Ele afirma que, mesmo com a pressão internacional, o Brasil segue como principal fornecedor de filé fresco para os Estados Unidos, por falta de concorrência em países vizinhos.

“O americano vai continuar com o MNP”, disse, citando o indicador usado no setor para apontar que os EUA seguem dispostos a pagar mais pelo filé fresco.

"Não tem oferta de filé fresco na América Latina e América Central. O único país que tem condições de atender o mercado americano é o Brasil.” Emerson lembra que o mercado interno também sentiu a turbulência: “O mercado brasileiro também retraiu um pouco o preço. O mercado americano pagou um pouco mais e acabou se ajustando", explicou.

Críticas ao governo e preocupação com licenciamento

Emerson também critica a tentativa do governo de reclassificar a tilápia como espécie invasora, medida que, segundo ele, cria insegurança e afeta processos de licenciamento ambiental. Em outubro, a espécie foi incluída na Lista Nacional Oficial de Espécies Exóticas Invasoras da Conabio.

“É uma ideia louca achar a tilápia invasora. Está no Brasil desde 1950, trazida pelo próprio governo. Eu vejo isso mais como dificuldade na área de licenciamento ambiental. Esse governo cria muita dificuldade para querer vender a facilidade.”

Para ele, o risco está na criação de novas taxas e na ampliação da burocracia, o que pode afetar pequenos e médios produtores. Ainda assim, acredita que a produção em si não deve ser prejudicada.

“Podem dificultar o licenciamento, podem querer criar alguma taxa com intuito de reparação ambiental, mas não vai atrapalhar na produção.”

A disputa com o Vietnã

A liberação da importação de filé vietnamita também preocupa. Emerson considera a medida “um balde de água gelada”, citando diferenças tributárias, trabalhistas e de subsídios que tornam o Vietnã mais competitivo. Há duas semanas, o governo brasileiro autorizou a importação direta do Vietnã, em operação ligada à JBS.

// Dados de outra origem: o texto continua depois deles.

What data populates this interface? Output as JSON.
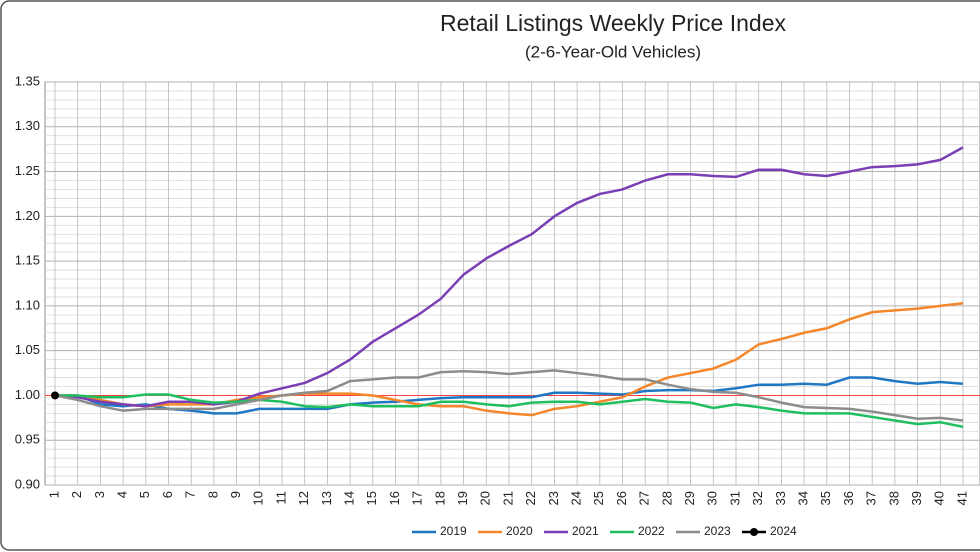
{
  "chart_data": {
    "type": "line",
    "title": "Retail Listings Weekly Price Index",
    "subtitle": "(2-6-Year-Old Vehicles)",
    "categories": [
      "1",
      "2",
      "3",
      "4",
      "5",
      "6",
      "7",
      "8",
      "9",
      "10",
      "11",
      "12",
      "13",
      "14",
      "15",
      "16",
      "17",
      "18",
      "19",
      "20",
      "21",
      "22",
      "23",
      "24",
      "25",
      "26",
      "27",
      "28",
      "29",
      "30",
      "31",
      "32",
      "33",
      "34",
      "35",
      "36",
      "37",
      "38",
      "39",
      "40",
      "41"
    ],
    "ylim": [
      0.9,
      1.35
    ],
    "yticks": [
      {
        "value": 0.9,
        "label": "0.90"
      },
      0.95,
      {
        "value": 1,
        "label": "1.00"
      },
      1.05,
      {
        "value": 1.1,
        "label": "1.10"
      },
      1.15,
      {
        "value": 1.2,
        "label": "1.20"
      },
      1.25,
      {
        "value": 1.3,
        "label": "1.30"
      },
      1.35
    ],
    "grid": true,
    "reference_line": {
      "value": 1,
      "color": "#ff4040"
    },
    "legend": "bottom",
    "series": [
      {
        "name": "2019",
        "color": "#1f77c4",
        "values": [
          1.0,
          1.0,
          0.99,
          0.988,
          0.99,
          0.985,
          0.983,
          0.98,
          0.98,
          0.985,
          0.985,
          0.985,
          0.985,
          0.99,
          0.992,
          0.993,
          0.995,
          0.997,
          0.998,
          0.998,
          0.998,
          0.998,
          1.003,
          1.003,
          1.002,
          1.001,
          1.005,
          1.006,
          1.006,
          1.005,
          1.008,
          1.012,
          1.012,
          1.013,
          1.012,
          1.02,
          1.02,
          1.016,
          1.013,
          1.015,
          1.013
        ]
      },
      {
        "name": "2020",
        "color": "#f5862a",
        "values": [
          1.0,
          1.0,
          0.995,
          0.99,
          0.988,
          0.99,
          0.99,
          0.99,
          0.995,
          0.998,
          1.0,
          1.002,
          1.002,
          1.002,
          1.0,
          0.995,
          0.99,
          0.988,
          0.988,
          0.983,
          0.98,
          0.978,
          0.985,
          0.988,
          0.993,
          0.998,
          1.01,
          1.02,
          1.025,
          1.03,
          1.04,
          1.057,
          1.063,
          1.07,
          1.075,
          1.085,
          1.093,
          1.095,
          1.097,
          1.1,
          1.103
        ]
      },
      {
        "name": "2021",
        "color": "#7b3fb5",
        "values": [
          1.0,
          0.998,
          0.993,
          0.99,
          0.988,
          0.993,
          0.993,
          0.99,
          0.993,
          1.002,
          1.008,
          1.014,
          1.025,
          1.04,
          1.06,
          1.075,
          1.09,
          1.108,
          1.135,
          1.153,
          1.167,
          1.18,
          1.2,
          1.215,
          1.225,
          1.23,
          1.24,
          1.247,
          1.247,
          1.245,
          1.244,
          1.252,
          1.252,
          1.247,
          1.245,
          1.25,
          1.255,
          1.256,
          1.258,
          1.263,
          1.277
        ]
      },
      {
        "name": "2022",
        "color": "#1fbf5f",
        "values": [
          1.0,
          1.0,
          0.998,
          0.998,
          1.001,
          1.001,
          0.995,
          0.992,
          0.993,
          0.995,
          0.993,
          0.988,
          0.987,
          0.99,
          0.988,
          0.988,
          0.988,
          0.993,
          0.993,
          0.99,
          0.988,
          0.992,
          0.993,
          0.993,
          0.99,
          0.993,
          0.996,
          0.993,
          0.992,
          0.986,
          0.99,
          0.987,
          0.983,
          0.98,
          0.98,
          0.98,
          0.976,
          0.972,
          0.968,
          0.97,
          0.965
        ]
      },
      {
        "name": "2023",
        "color": "#8c8c8c",
        "values": [
          1.0,
          0.995,
          0.988,
          0.983,
          0.985,
          0.985,
          0.985,
          0.985,
          0.99,
          0.995,
          1.0,
          1.003,
          1.005,
          1.016,
          1.018,
          1.02,
          1.02,
          1.026,
          1.027,
          1.026,
          1.024,
          1.026,
          1.028,
          1.025,
          1.022,
          1.018,
          1.018,
          1.012,
          1.007,
          1.004,
          1.003,
          0.998,
          0.992,
          0.987,
          0.986,
          0.985,
          0.982,
          0.978,
          0.974,
          0.975,
          0.972
        ]
      },
      {
        "name": "2024",
        "color": "#000000",
        "marker": true,
        "values": [
          1.0,
          null,
          null,
          null,
          null,
          null,
          null,
          null,
          null,
          null,
          null,
          null,
          null,
          null,
          null,
          null,
          null,
          null,
          null,
          null,
          null,
          null,
          null,
          null,
          null,
          null,
          null,
          null,
          null,
          null,
          null,
          null,
          null,
          null,
          null,
          null,
          null,
          null,
          null,
          null,
          null
        ]
      }
    ]
  }
}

“O governo brasileiro joga um pouco contra o setor produtivo. O Brasil fez um acordo para vender carne para o Vietnã e barganhou o filé lá para o Brasil.”

Ele afirma que o setor briga no Ministério da Pesca e tenta reverter a liberação, mas reconhece que acordos bilaterais são complexos. A aposta dele para enfrentar a concorrência é reforçar a qualidade do peixe brasileiro. Emerson já visitou o Vietnã e afirma que não há comparação.

“Não se compara em nada com o que nós temos no Brasil em termos de qualidade de água, nutrição, genética, uso e discriminação de antibiótico.”

Tecnologia, genética e parceria de longa data

A empresa trabalha com nutrição avançada e mantém uma parceria de mais de 20 anos com a ADM. Ele utiliza praticamente toda a linha da empresa e vê a alimentação como uma das bases de desempenho. 

“A gente é o que come. O peixe não deixa de ser diferente. Você tem que ter hoje uma boa nutrição e a ADM sempre nos proporcionou isso. É uma empresa que traz muita tecnologia, traz muita segurança no produto.” O produtor já testou o Immunity e deve testar o Nutri Oxygen.

Crescimento familiar e visão de longo prazo

A operação é familiar. A esposa Kika, as filhas e um sócio participam das unidades. O objetivo é continuar expandindo para atender uma demanda que, segundo ele, cresce ano após ano. Emerson afirma que a vocação dele é produzir e que o setor, mesmo com os entraves recentes, mantém ritmo forte.

“Nós somos uma empresa familiar e começamos pequeno em 2001. Nosso crescimento é muito grande nos últimos anos porque o mercado vem crescendo.”

Para ele, o cenário dos próximos anos segue promissor.

 “Tem um monte de problema, mas esses problemas vão passar. O governo não passa. Vai ter quatro anos de um, quatro de outro. A política muda, o setor vai se organizando. Boleto não tem carimbo, não tem partido, a gente tem que continuar pagando. Então a gente deixa um pouco as questões políticas do lado e vamos trabalhar. Espero que ninguém atrapalhe. Se o governo não atrapalhar, já está muito bom. Nossa vocação é produzir.”